Abstract 108: Cell-Specific Interference with Endothelial PPARγ Produces Oxidative Stress and Accelerates Vascular Aging

Abstract

Despite the fact that aging is the greatest risk factor for vascular disease and stroke, relatively little is known regarding mechanisms that promote or protect against vascular aging in experimental models or people. Endothelial dysfunction is a key contributor to both the initiation and progression of vascular disease. Atherosclerosis in carotid arteries (carotid artery disease) greatly increases the risk for ischemic stroke and may contribute to dementia (including Alzheimer’s disease). Peroxisome proliferator activated receptor-γ (PPARγ) is a ligand-activated transcription factor that exerts diverse effects depending on the cell type. Recent work suggests that PPARγ can have beneficial effects in the vasculature including protection against oxidative stress. Relatively little is known regarding the potential role of PPARγ in aging. We used transgenic mice expressing a dominant negative mutation in human PPARγ (V290M) under control of the endothelial-specific vascular cadherin promoter (designated E-V290M) to examine the hypothesis that interference with endothelial PPARγ will promote age-induced vascular dysfunction.
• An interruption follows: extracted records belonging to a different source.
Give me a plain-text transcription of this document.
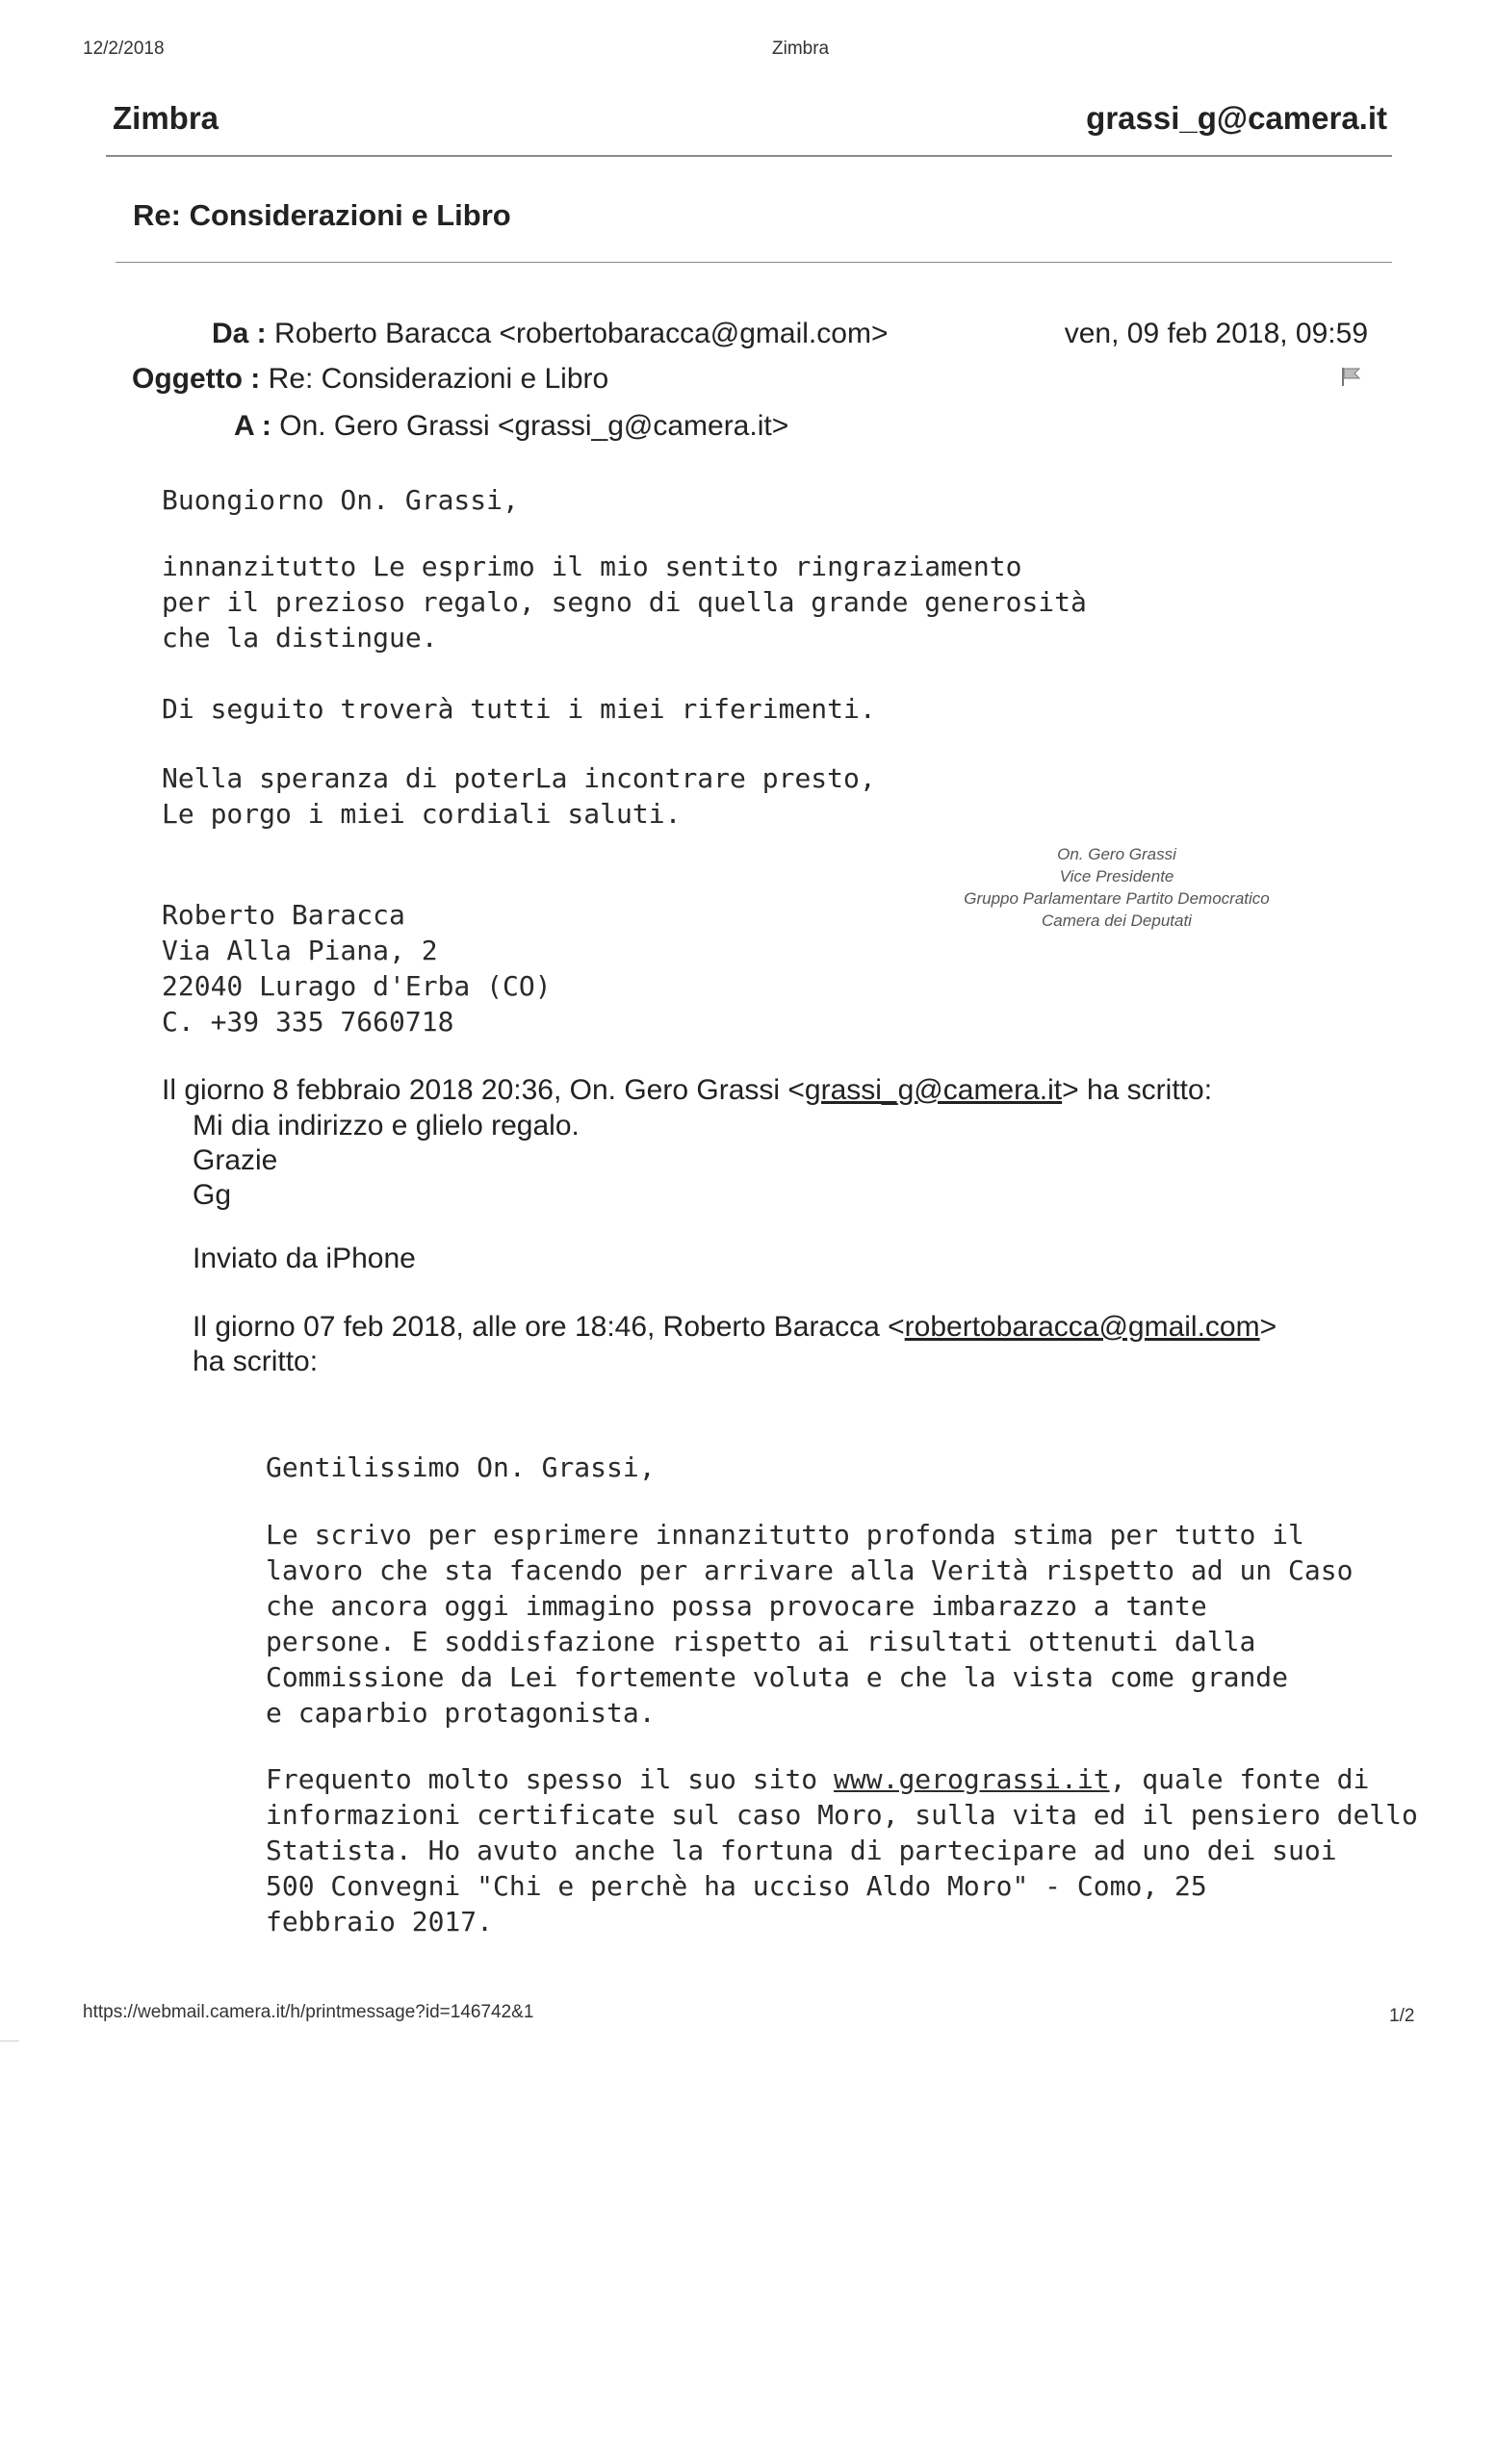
12/2/2018	Zimbra
Zimbra	grassi_g@camera.it
Re: Considerazioni e Libro
Da : Roberto Baracca <robertobaracca@gmail.com>	ven, 09 feb 2018, 09:59
Oggetto : Re: Considerazioni e Libro
A : On. Gero Grassi <grassi_g@camera.it>
Buongiorno On. Grassi,
innanzitutto Le esprimo il mio sentito ringraziamento
per il prezioso regalo, segno di quella grande generosità
che la distingue.
Di seguito troverà tutti i miei riferimenti.
Nella speranza di poterLa incontrare presto,
Le porgo i miei cordiali saluti.
Roberto Baracca
Via Alla Piana, 2
22040 Lurago d'Erba (CO)
C. +39 335 7660718
On. Gero Grassi
Vice Presidente
Gruppo Parlamentare Partito Democratico
Camera dei Deputati
Il giorno 8 febbraio 2018 20:36, On. Gero Grassi <grassi_g@camera.it> ha scritto:
Mi dia indirizzo e glielo regalo.
Grazie
Gg
Inviato da iPhone
Il giorno 07 feb 2018, alle ore 18:46, Roberto Baracca <robertobaracca@gmail.com>
ha scritto:
Gentilissimo On. Grassi,
Le scrivo per esprimere innanzitutto profonda stima per tutto il
lavoro che sta facendo per arrivare alla Verità rispetto ad un Caso
che ancora oggi immagino possa provocare imbarazzo a tante
persone. E soddisfazione rispetto ai risultati ottenuti dalla
Commissione da Lei fortemente voluta e che la vista come grande
e caparbio protagonista.
Frequento molto spesso il suo sito www.gerograssi.it, quale fonte di
informazioni certificate sul caso Moro, sulla vita ed il pensiero dello
Statista. Ho avuto anche la fortuna di partecipare ad uno dei suoi
500 Convegni "Chi e perchè ha ucciso Aldo Moro" - Como, 25
febbraio 2017.
https://webmail.camera.it/h/printmessage?id=146742&1	1/2
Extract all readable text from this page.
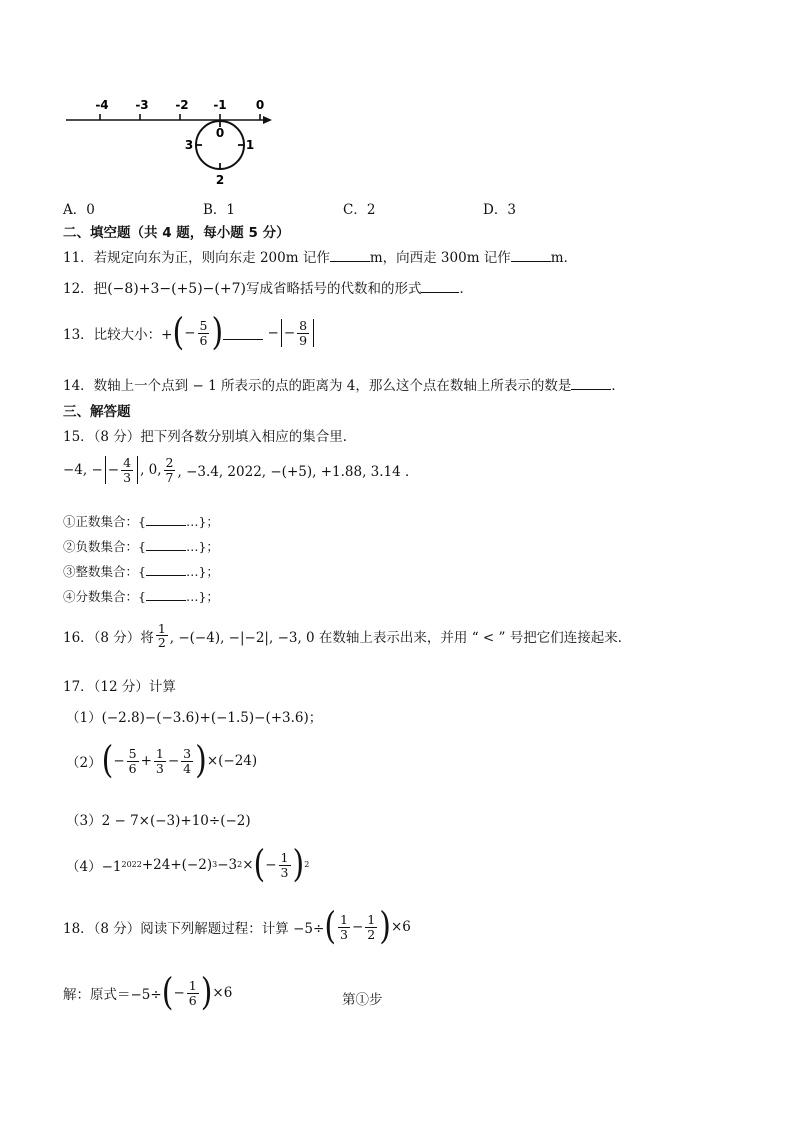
-4 -3 -2 -1 0
0
1
2
3
A．0	B．1	C．2	D．3
二、填空题（共 4 题，每小题 5 分）
11．若规定向东为正，则向东走 200m 记作	m，向西走 300m 记作	m．
12．把(−8)+3−(+5)−(+7)写成省略括号的代数和的形式	．
13．比较大小：+ ( − $\frac{5}{6}$ )	− − $\frac{8}{9}$
14．数轴上一个点到 − 1 所表示的点的距离为 4，那么这个点在数轴上所表示的数是	．
三、解答题
15．（8 分）把下列各数分别填入相应的集合里．
−4, − − $\frac{4}{3}$ , 0, $\frac{2}{7}$ , −3.4, 2022, −(+5), +1.88, 3.14 ．
①正数集合：{	…}；
②负数集合：{	…}；
③整数集合：{	…}；
④分数集合：{	…}；
16．（8 分）将 $\frac{1}{2}$ , −(−4), −|−2|, −3, 0 在数轴上表示出来，并用 “ < ” 号把它们连接起来．
17．（12 分）计算
（1）(−2.8)−(−3.6)+(−1.5)−(+3.6)；
（2） ( − $\frac{5}{6} + \frac{1}{3} - \frac{3}{4}$ ) ×(−24)
（3）2 − 7×(−3)+10÷(−2)
（4）−1 2022 +24+(−2) 3 −3 2 × ( − $\frac{1}{3}$ ) 2
18．（8 分）阅读下列解题过程：计算 −5÷ ( $\frac{1}{3} - \frac{1}{2}$ ) ×6
解：原式＝−5÷ ( − $\frac{1}{6}$ ) ×6	第①步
Responses of carotid arteries from adult (6±1 mo) and old (23±1 mo) E-V290M mice and non-transgenic littermates (controls) were examined in vitro. Acetylcholine (an endothelium-dependent agonist) produced similar relaxation of arteries from adult control and E-V290M mice as well as old control mice. In contrast, responses to acetylcholine in arteries from old E-V290M mice were markedly impaired. For example, relaxation of the carotid artery to 10 µmol/L acetylcholine was 84±3 and 40±6% in old control versus old E-V290M mice, respectively (P<0.01). The impaired response to acetylcholine in old E-V290M mice could be restored to normal (81±4% relaxation) by tempol, a scavenger of superoxide. Relaxation of the carotid artery to nitroprusside (a nitric oxide donor that acts directly on vascular muscle) was similar in all groups. These findings provide the first evidence that age-related vascular dysfunction is accelerated following cell-specific interference with endothelial PPARγ function. The mechanism that accounts for this change appears to involve reactive oxygen species. Our findings suggest a major protective role for endothelial PPARγ in age-induced oxidative stress and vascular dysfunction.